Here is a list of the supported event names :

• sfDoctrineRestGenerator.filter_error_output: This event is launched in order to filter the error message and enable its customisation
• sfDoctrineRestGenerator.filter_results: This event is launched in order to filter the query result array (add, remove or changes some keys of it). Note that you can achieve the same thing by using the object_additional_fields parameter in the generator.yml
• sfDoctrineRestGenerator.filter_result: This event is launched in order to filter a single query result (add, remove or changes some keys of it). Note that you can achieve the same thing by using the object_additional_fields parameter in the generator.yml
• sfDoctrineRestGenerator.get.pre: This event gets fired at the very beginning of a request (at the beginning of executeIndex())

Whishlist

If you use the plugin and want to help me improve it, you could consider picking one of the following topics:

• possibility to nest the embed_relations parameter (and not limit it at one level only)
• possibility to disable events notification / filtering (performance)
• more serializers (BSON or RDF for example). Currently, the plugin only allows to serialize the resultsets as a XML, YAML or JSON feeds (see the chapter "Serialization"). Mobile clients, which require the most compact possible streams, would take benefit from a BSON serialization.
• possibility to generate client libraries (sfDoctrineRestClientGenerator ?)
• possibility to generate unit tests
• possibility to generate API documentation
• document authentication solutions
• all the possible feedback!

Contribute to the plugin, ask for help

Please ask for help on how to use the plugin on symfony's users mailing list. You can also send me a mail directly : xavier@lacot.org.

License and credits

This plugin has been developed by Xavier Lacot and is licensed under the MIT license.

Changelog

trunk

• Enabled the show route by default

version 0.9.4 - 2010-11-25

• Allow to create or update related objects in the very same request: payload parsing in a recursive way, recursive validation of the payload array, recursive generation of the validators array.

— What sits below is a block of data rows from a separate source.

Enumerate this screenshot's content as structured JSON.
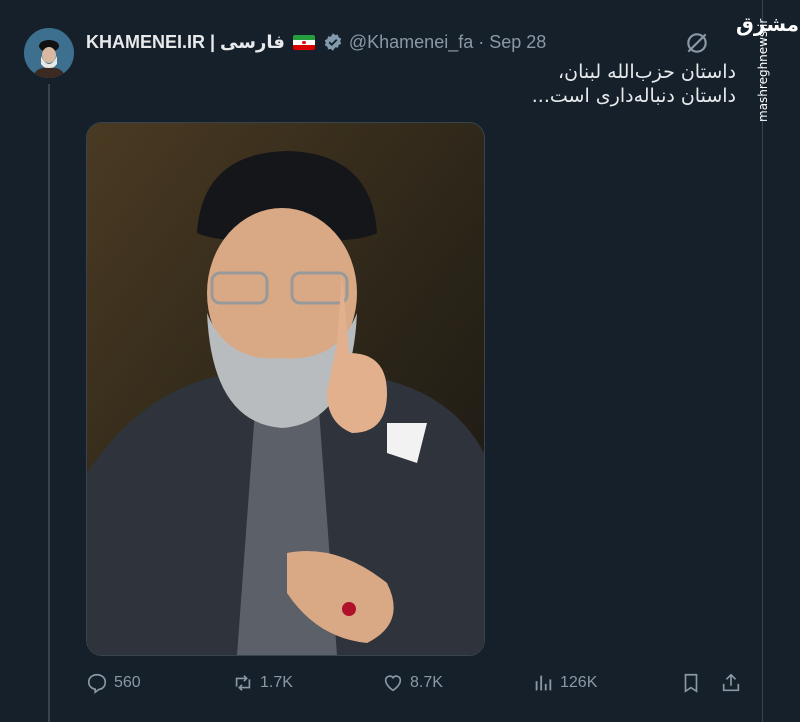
{
  "tweet": {
    "display_name": "KHAMENEI.IR | فارسی",
    "handle": "@Khamenei_fa",
    "separator": "·",
    "date": "Sep 28",
    "text_line1": "داستان حزب‌الله لبنان،",
    "text_line2": "داستان دنباله‌داری است..."
  },
  "actions": {
    "replies": "560",
    "reposts": "1.7K",
    "likes": "8.7K",
    "views": "126K"
  },
  "watermark": {
    "logo": "مشرق",
    "site": "mashreghnews.ir"
  },
  "colors": {
    "background": "#15202b",
    "text": "#e7e9ea",
    "muted": "#8b98a5",
    "border": "#38444d"
  }
}
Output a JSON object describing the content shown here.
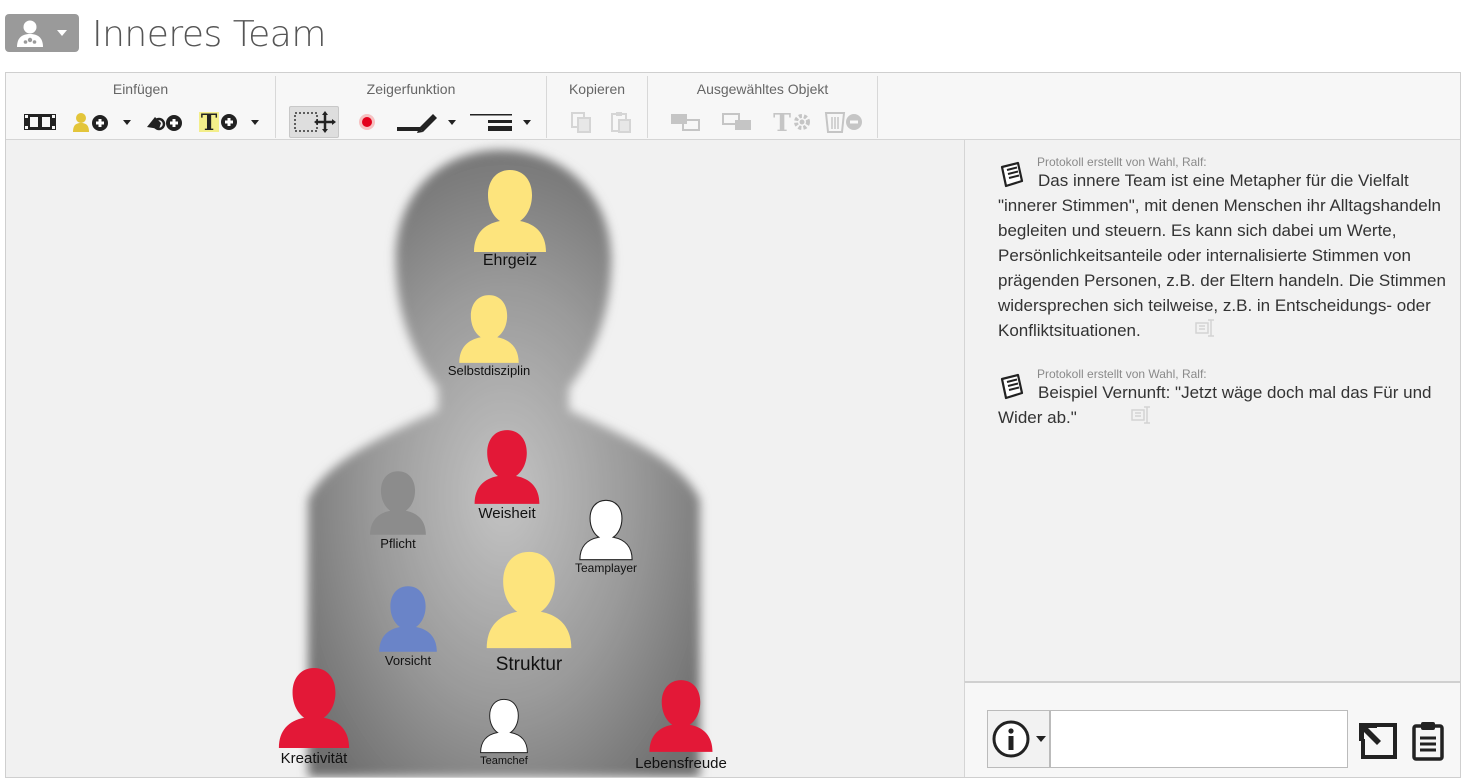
{
  "header": {
    "title": "Inneres Team",
    "app_icon": "user-group-icon"
  },
  "toolbar": {
    "groups": [
      {
        "label": "Einfügen"
      },
      {
        "label": "Zeigerfunktion"
      },
      {
        "label": "Kopieren"
      },
      {
        "label": "Ausgewähltes Objekt"
      }
    ]
  },
  "canvas": {
    "figures": [
      {
        "label": "Ehrgeiz",
        "color": "#fde47d"
      },
      {
        "label": "Selbstdisziplin",
        "color": "#fde47d"
      },
      {
        "label": "Weisheit",
        "color": "#e31837"
      },
      {
        "label": "Pflicht",
        "color": "#8c8c8c"
      },
      {
        "label": "Teamplayer",
        "color": "#ffffff"
      },
      {
        "label": "Vorsicht",
        "color": "#6a84c8"
      },
      {
        "label": "Struktur",
        "color": "#fde47d"
      },
      {
        "label": "Kreativität",
        "color": "#e31837"
      },
      {
        "label": "Teamchef",
        "color": "#ffffff"
      },
      {
        "label": "Lebensfreude",
        "color": "#e31837"
      }
    ]
  },
  "notes": [
    {
      "meta": "Protokoll erstellt von Wahl, Ralf:",
      "text": "Das innere Team ist eine Metapher für die Vielfalt \"innerer Stimmen\", mit denen Menschen ihr Alltagshandeln begleiten und steuern. Es kann sich dabei um Werte, Persönlichkeitsanteile oder internalisierte Stimmen von prägenden Personen, z.B. der Eltern handeln. Die Stimmen widersprechen sich teilweise, z.B. in Entscheidungs- oder Konfliktsituationen."
    },
    {
      "meta": "Protokoll erstellt von Wahl, Ralf:",
      "text": "Beispiel Vernunft: \"Jetzt wäge doch mal das Für und Wider ab.\""
    }
  ],
  "composer": {
    "value": "",
    "type_icon": "info-icon"
  },
  "colors": {
    "silhouette": "#7d7d7d",
    "yellow": "#fde47d",
    "red": "#e31837",
    "blue": "#6a84c8"
  }
}
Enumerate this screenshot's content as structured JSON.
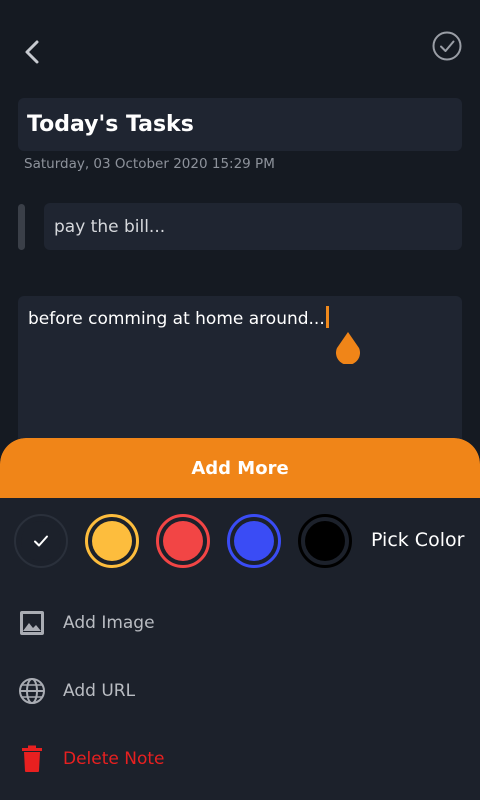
{
  "note": {
    "title": "Today's Tasks",
    "datetime": "Saturday, 03 October 2020 15:29 PM",
    "subtitle": "pay the bill...",
    "body": "before comming at home around..."
  },
  "icons": {
    "back": "chevron-left-icon",
    "done": "check-circle-icon",
    "image": "image-icon",
    "url": "globe-icon",
    "delete": "trash-icon"
  },
  "sheet": {
    "header_label": "Add More",
    "pick_color_label": "Pick Color",
    "colors": [
      {
        "name": "default",
        "hex": "#1c212b",
        "selected": true
      },
      {
        "name": "yellow",
        "hex": "#fdbd3d",
        "selected": false
      },
      {
        "name": "red",
        "hex": "#f24545",
        "selected": false
      },
      {
        "name": "blue",
        "hex": "#3a4cf5",
        "selected": false
      },
      {
        "name": "black",
        "hex": "#000000",
        "selected": false
      }
    ],
    "menu": {
      "add_image": "Add Image",
      "add_url": "Add URL",
      "delete_note": "Delete Note"
    }
  },
  "theme": {
    "accent": "#f08518",
    "danger": "#e82020",
    "background": "#151a22",
    "field": "#1f2531"
  }
}
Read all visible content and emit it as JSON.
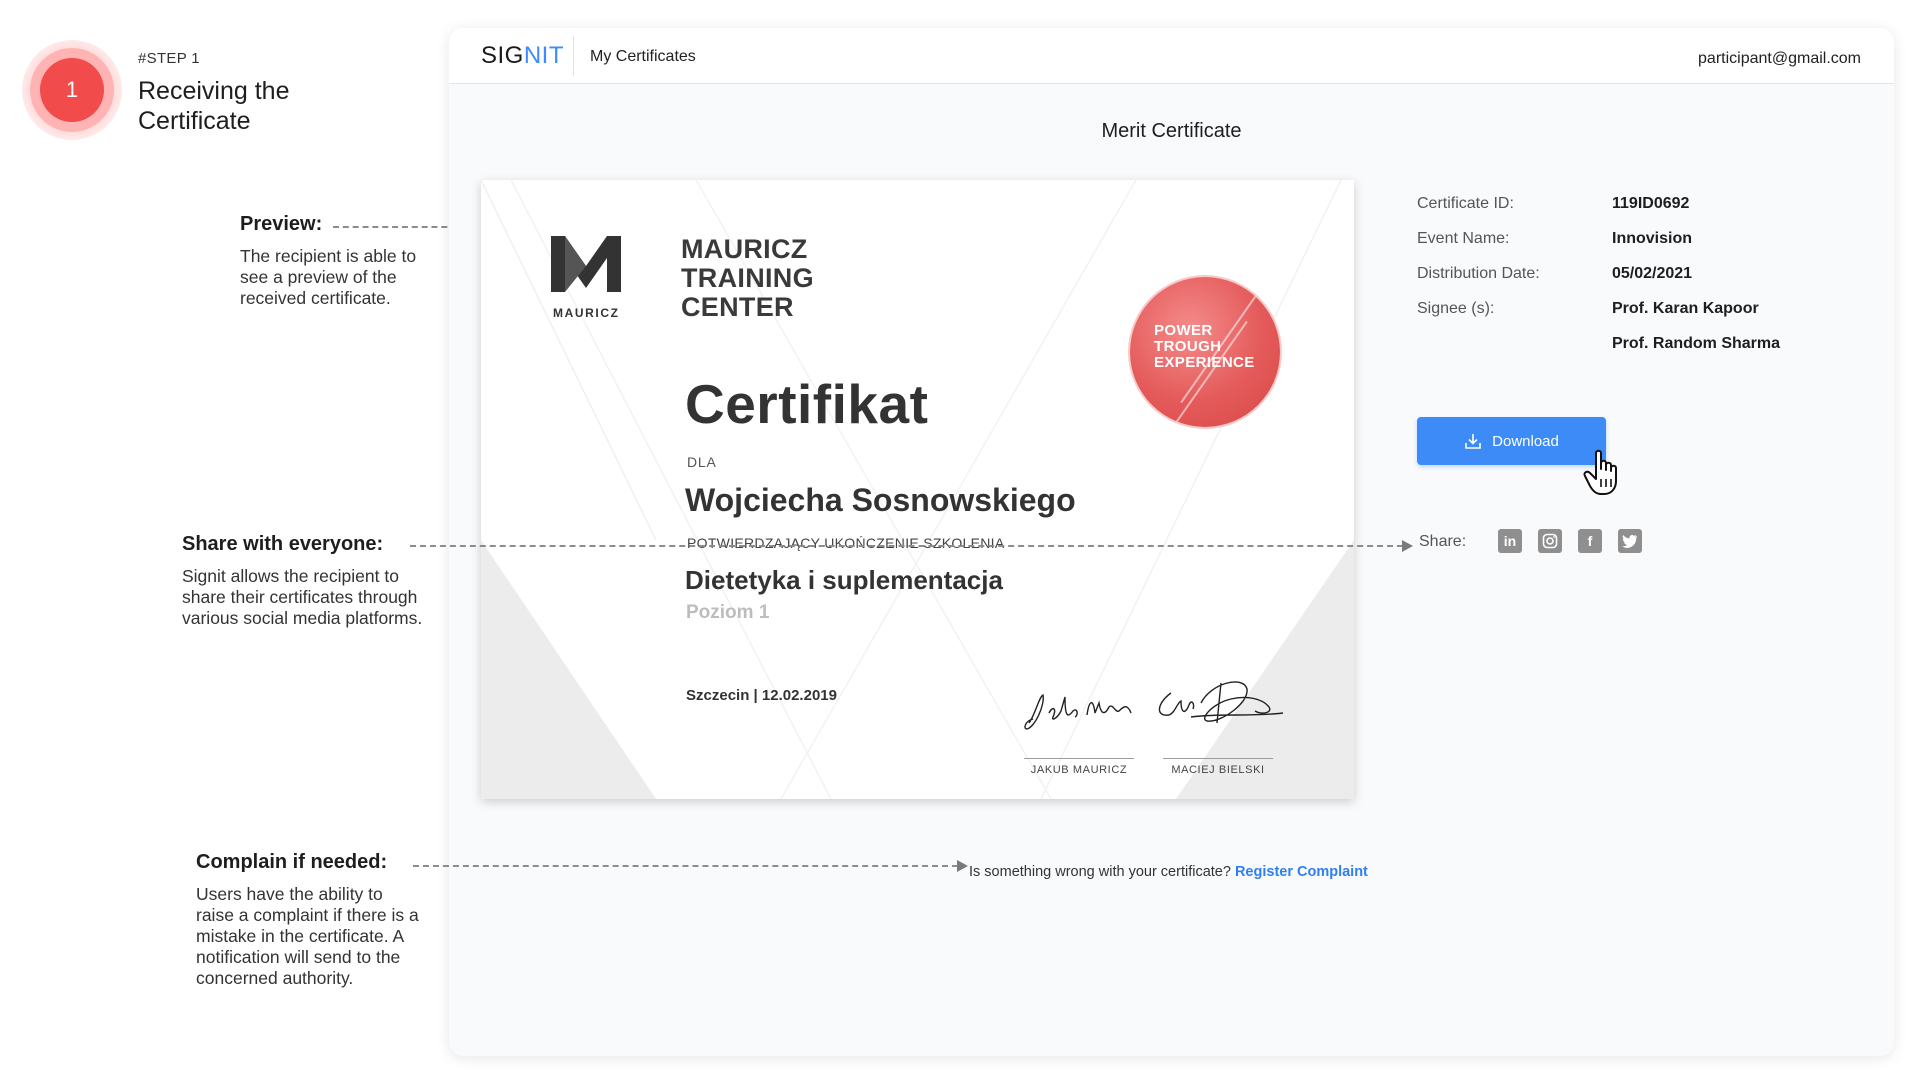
{
  "step": {
    "number": "1",
    "tag": "#STEP 1",
    "title": "Receiving the Certificate"
  },
  "annotations": {
    "preview": {
      "title": "Preview:",
      "text": "The recipient is able to see a preview of the received certificate."
    },
    "share": {
      "title": "Share with everyone:",
      "text": "Signit allows the recipient to share their certificates through various social media platforms."
    },
    "complain": {
      "title": "Complain if needed:",
      "text": "Users have the ability to raise a complaint if there is a mistake in the certificate. A notification will send to the concerned authority."
    }
  },
  "app": {
    "logo_main": "SIG",
    "logo_accent": "NIT",
    "nav_link": "My Certificates",
    "user_email": "participant@gmail.com",
    "page_title": "Merit Certificate"
  },
  "certificate": {
    "logo_caption": "MAURICZ",
    "brand_name": "MAURICZ TRAINING CENTER",
    "seal_text": "POWER TROUGH EXPERIENCE",
    "heading": "Certifikat",
    "for_label": "DLA",
    "recipient": "Wojciecha Sosnowskiego",
    "confirmation": "POTWIERDZAJĄCY UKOŃCZENIE SZKOLENIA",
    "course": "Dietetyka i suplementacja",
    "level": "Poziom 1",
    "place_date": "Szczecin | 12.02.2019",
    "signer_1": "JAKUB MAURICZ",
    "signer_2": "MACIEJ BIELSKI"
  },
  "details": {
    "certificate_id_label": "Certificate ID:",
    "certificate_id": "119ID0692",
    "event_name_label": "Event Name:",
    "event_name": "Innovision",
    "distribution_date_label": "Distribution Date:",
    "distribution_date": "05/02/2021",
    "signees_label": "Signee (s):",
    "signee_1": "Prof. Karan Kapoor",
    "signee_2": "Prof. Random Sharma"
  },
  "actions": {
    "download_label": "Download",
    "share_label": "Share:",
    "social_icons": [
      "linkedin-icon",
      "instagram-icon",
      "facebook-icon",
      "twitter-icon"
    ],
    "complaint_prompt": "Is something wrong with your certificate?",
    "complaint_link": "Register Complaint"
  },
  "colors": {
    "accent_blue": "#3d8bf7",
    "step_red": "#f14b4b",
    "seal_red": "#e45a5a"
  }
}
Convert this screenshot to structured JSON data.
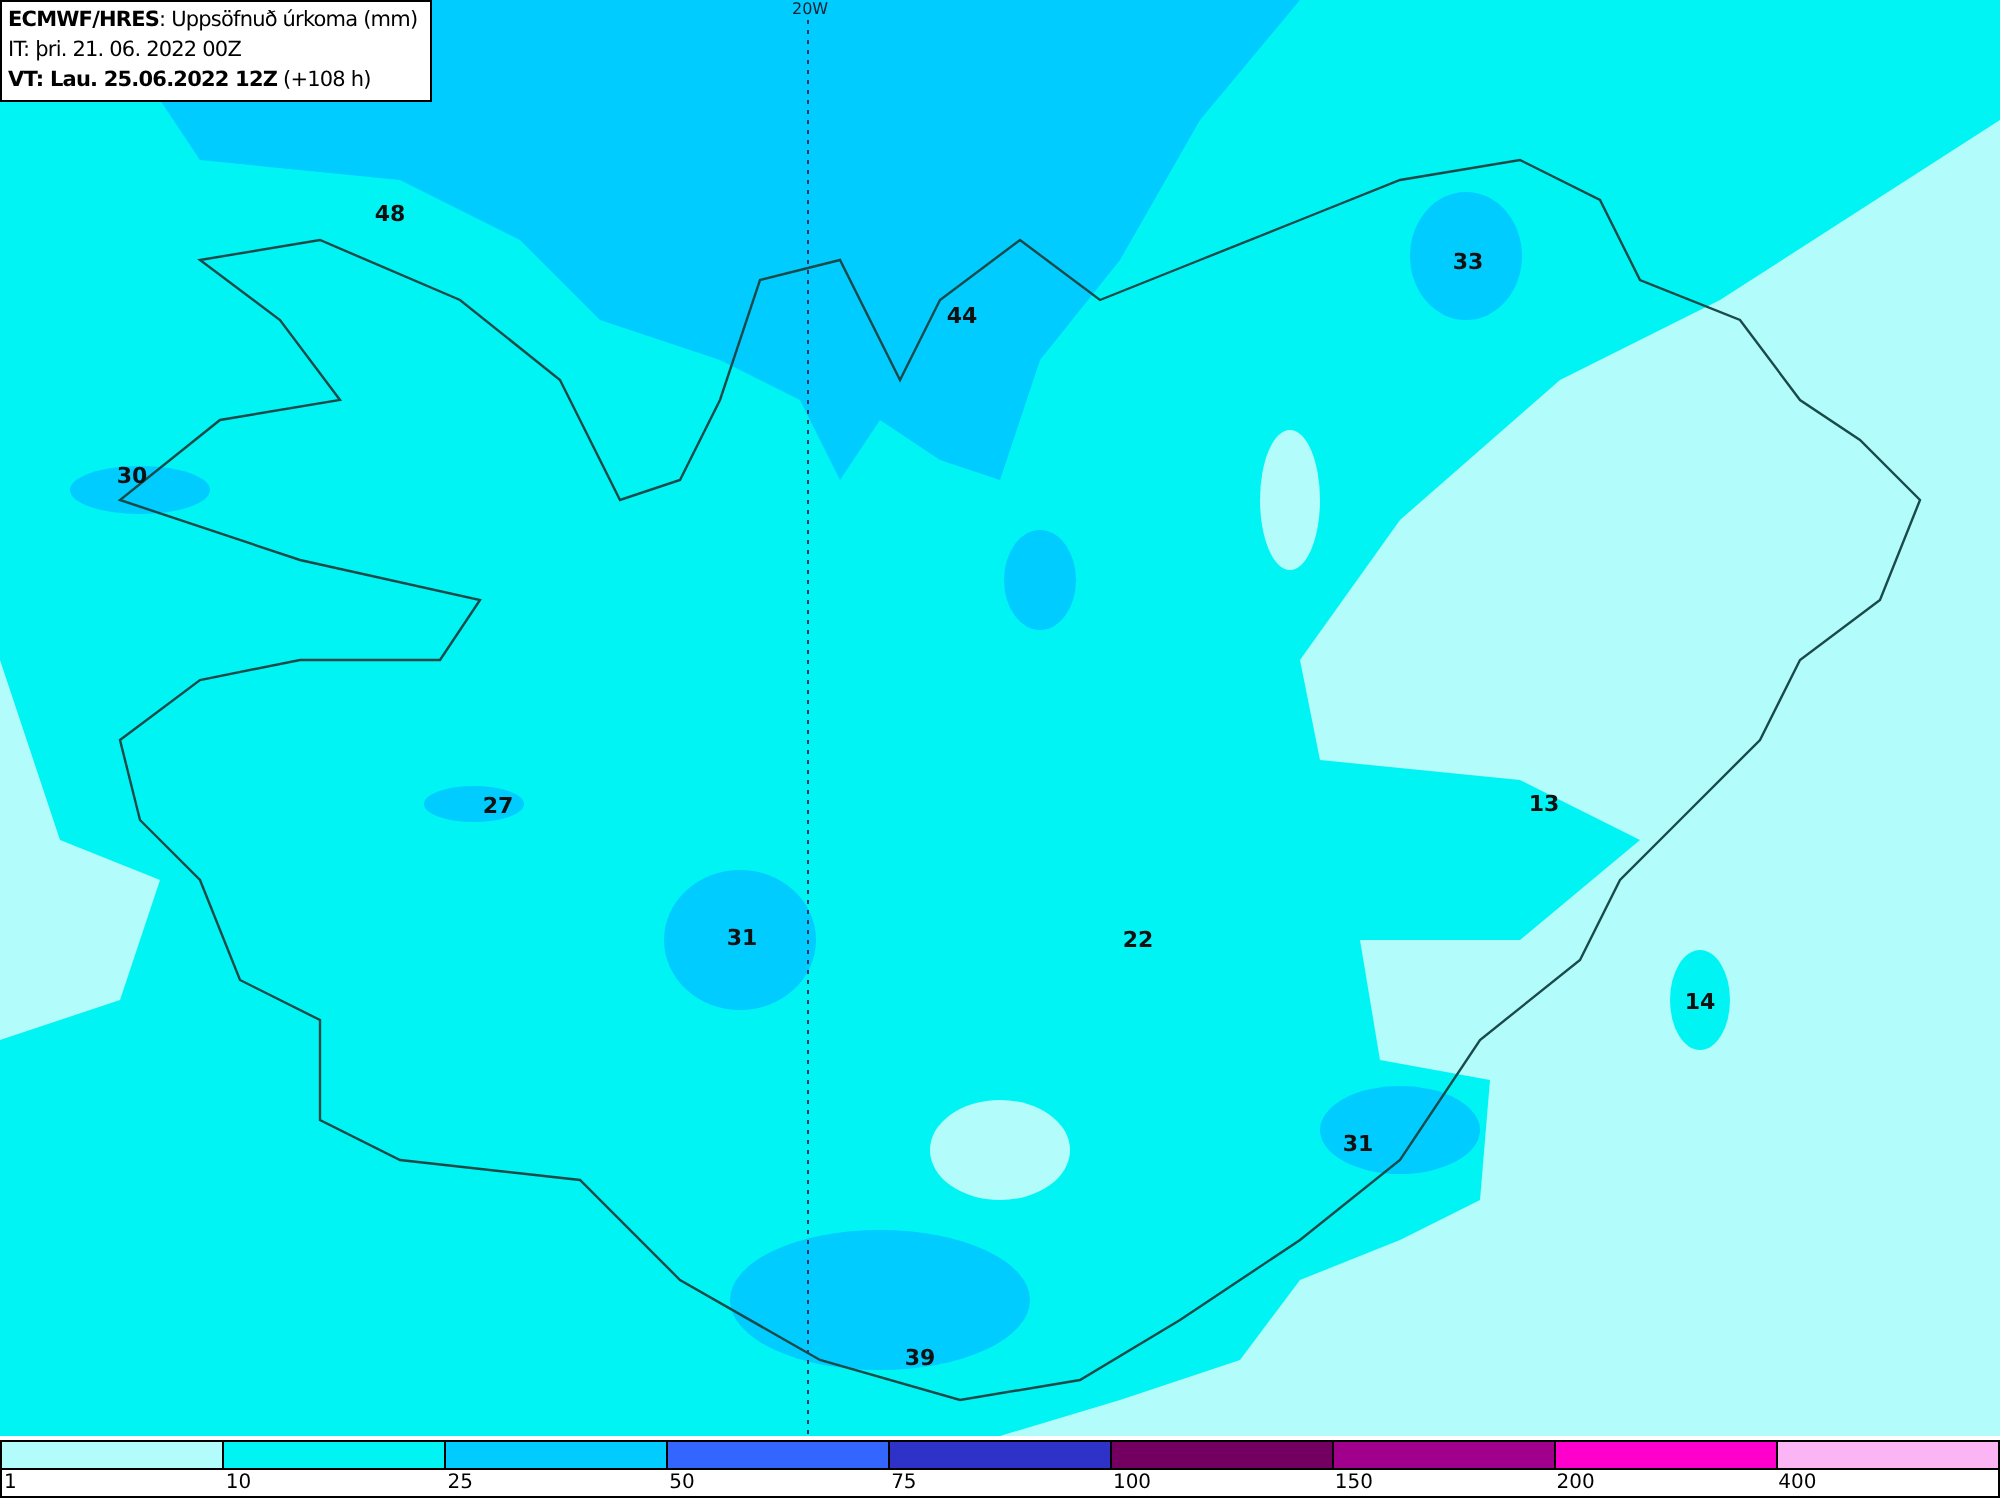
{
  "header": {
    "lines": [
      "**ECMWF/HRES**: Uppsöfnuð úrkoma (mm)",
      "IT: þri. 21. 06. 2022 00Z",
      "**VT: Lau. 25.06.2022 12Z** (+108 h)"
    ]
  },
  "map": {
    "meridian_label": "20W",
    "values": [
      "48",
      "44",
      "33",
      "30",
      "27",
      "31",
      "22",
      "13",
      "14",
      "31",
      "39"
    ]
  },
  "legend": [
    {
      "label": "1",
      "color": "#b3fcfc"
    },
    {
      "label": "10",
      "color": "#00f4f4"
    },
    {
      "label": "25",
      "color": "#00ccff"
    },
    {
      "label": "50",
      "color": "#3366ff"
    },
    {
      "label": "75",
      "color": "#2e32c8"
    },
    {
      "label": "100",
      "color": "#730060"
    },
    {
      "label": "150",
      "color": "#a0008c"
    },
    {
      "label": "200",
      "color": "#ff00cc"
    },
    {
      "label": "400",
      "color": "#fbb4f4"
    }
  ]
}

Thanks to dfeyer for his contributions on this topic
• Added a basic "show" action (thanks dfeyer)
• Improved the performance of the XML serializer
• Added the capacity to serialize single objects (thanks dfeyer)
• Added cleanupParameters() method to avoid code duplication (thanks dfeyer)
• Added setFieldVisibility() method, in order to share code between index and show actions (thanks dfeyer)
• Added configureFields() method, in order to share code between index and show actions (thanks dfeyer)
• Fixed executeUpdate() so that the content is not a parameter of the request, but the content of the PUT request (thanks dfeyer)
• Fix the setFieldVisibility() method, so that object additional fields don't get stripped if they're not listed in the 'get.display' option
• Have the XML serializer return a PHP array (thanks dfeyer)
• Added the formats_strict option
• Improved the deserialization abstraction
• Added a YAML serializer
• Improved the documentation on these topics

version 0.9.3 - 2010-08-13

• Added hide and embedded_relations_hide options (thanks to Pascal Borreli)
• Made the fields filtering faster

version 0.9.2 - 2010-07-01

• Added events (thanks to Matthew Penrice)
• Added a default_format parameter (thanks to Matthew Penrice)
• Added PUT support
• Switched to json as default serializer (faster and less verbose)
• Improved the documentation

version 0.9.1 - 2010-05-14

• Fixed a typo in the previous release

version 0.9 - 2010-05-14

• Added a JSON serializer.

version 0.8 - 2010-05-09

• Initial public release. Features REST module generation with validation and a XML serializer.